The expanding EY Global Consumer network of professionals provides clients with access to global talent with deep industry knowledge and technical expertise. EY’s strong global connectivity enables us to assemble the right teams, share leading practices across the world and address consumer products and retail companies’ needs, whatever location they are active in.
How can FMCG companies make sure that the strategies and processes that they are adopting are viable for the business, especially in the long run/post-pandemic?
The viability of any business in the post-pandemic era will be based on its strategies, processes, and ability to adapt its business models to meet the requirements of the new-age consumers.
The four areas in which retailers should consider accelerating efforts to emerge stronger after the COVID-19 crisis are to drive omnichannel strategy, drive supply chain resilience, expand offerings and drive with agility.
When companies are rethinking their tailored regional supply chain strategies, they must consider the following.
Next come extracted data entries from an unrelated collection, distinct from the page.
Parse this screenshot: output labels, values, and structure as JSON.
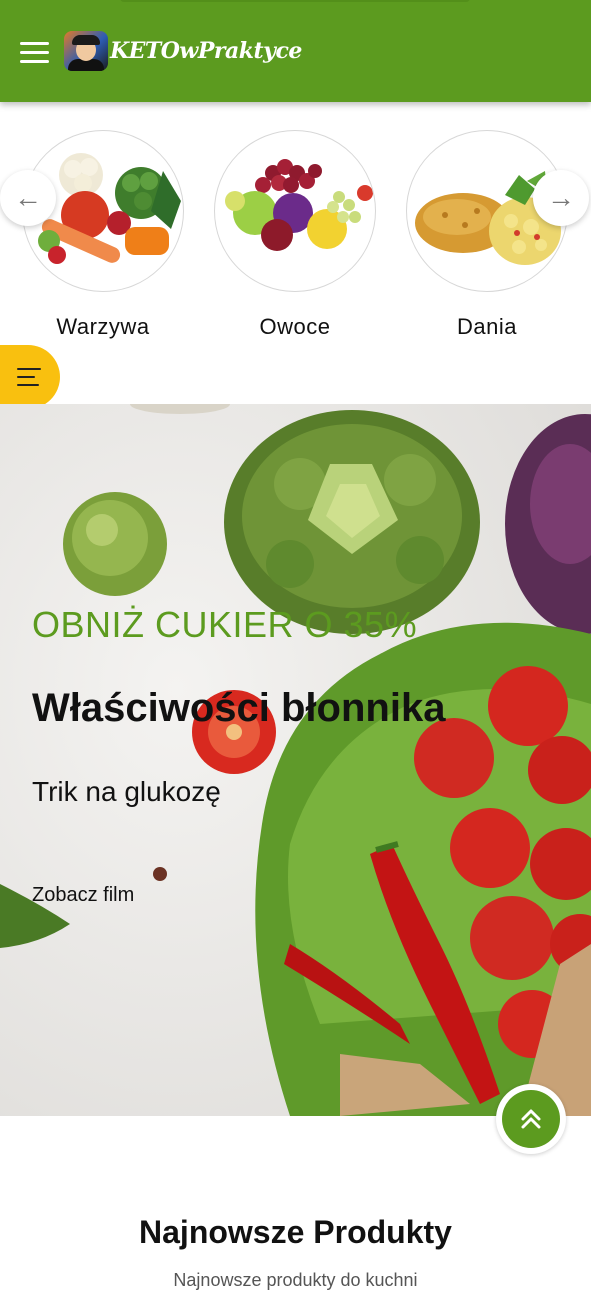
{
  "header": {
    "logo_text": "KETOwPraktyce",
    "menu_icon": "hamburger-icon",
    "brand_color": "#5c9b1f"
  },
  "categories": {
    "items": [
      {
        "label": "Warzywa",
        "image": "vegetables"
      },
      {
        "label": "Owoce",
        "image": "fruits"
      },
      {
        "label": "Dania",
        "image": "dishes"
      }
    ],
    "prev_icon": "arrow-left-icon",
    "next_icon": "arrow-right-icon"
  },
  "side_tab": {
    "icon": "menu-lines-icon",
    "color": "#f9c00f"
  },
  "hero": {
    "kicker": "OBNIŻ CUKIER O 35%",
    "title": "Właściwości błonnika",
    "subtitle": "Trik na glukozę",
    "link": "Zobacz film"
  },
  "scroll_top": {
    "icon": "double-chevron-up-icon"
  },
  "section": {
    "title": "Najnowsze Produkty",
    "subtitle": "Najnowsze produkty do kuchni"
  }
}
Firstly, their operating systems must deliver on customer collaboration and order fulfilment. Their end-to-end management of inventories, warehousing, logistics to last-mile delivery planning will need to meet consumers’ expectations for quick delivery and prompt return services. Secondly, they will need to consider regional trade and tax value chain requirements between jurisdictions to land on an ideal location to optimise total cost-to-serve associated with procuring, manufacturing, importing, transporting, distributing and selling goods. Thirdly, they will need to consider their footprint, assets and investments, where the right level of geographic decentralisation is one where they can serve high-growth markets at compelling costs. Fourthly, they will need to design for supply chain visibility, intelligence and traceability, to develop a well-integrated supply chain with minimum interruption and maximum collaboration. Last but not least, they will need supply chain resiliency and sustainability, to reduce dependency on a narrow set of global vendors and increase reliance on local sourcing at competitive prices.
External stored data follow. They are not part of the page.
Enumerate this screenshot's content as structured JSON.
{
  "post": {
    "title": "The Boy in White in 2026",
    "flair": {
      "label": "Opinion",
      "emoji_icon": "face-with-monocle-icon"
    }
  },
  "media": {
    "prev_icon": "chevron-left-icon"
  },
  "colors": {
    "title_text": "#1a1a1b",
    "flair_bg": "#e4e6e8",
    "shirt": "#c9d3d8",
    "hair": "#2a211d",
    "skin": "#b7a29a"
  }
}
As an industry leader, what can you advise future leaders who want to pursue a career path similar to yours?
My advice to future leaders who wish to pursue a similar path is to follow the principles of the supply chain industry in their professional and personal lives i.e. to show resilience in dire times, create a favourable positive impact, and gain and optimise knowledge through constant learning and developing new skills.
As rightly said by American author Tom Peters, “Leaders win through logistics. Vision, sure. Strategy, yes. But when you go to war, you need to have both toilet paper and bullets at the right place at the right time. In other words, you must win through superior logistics."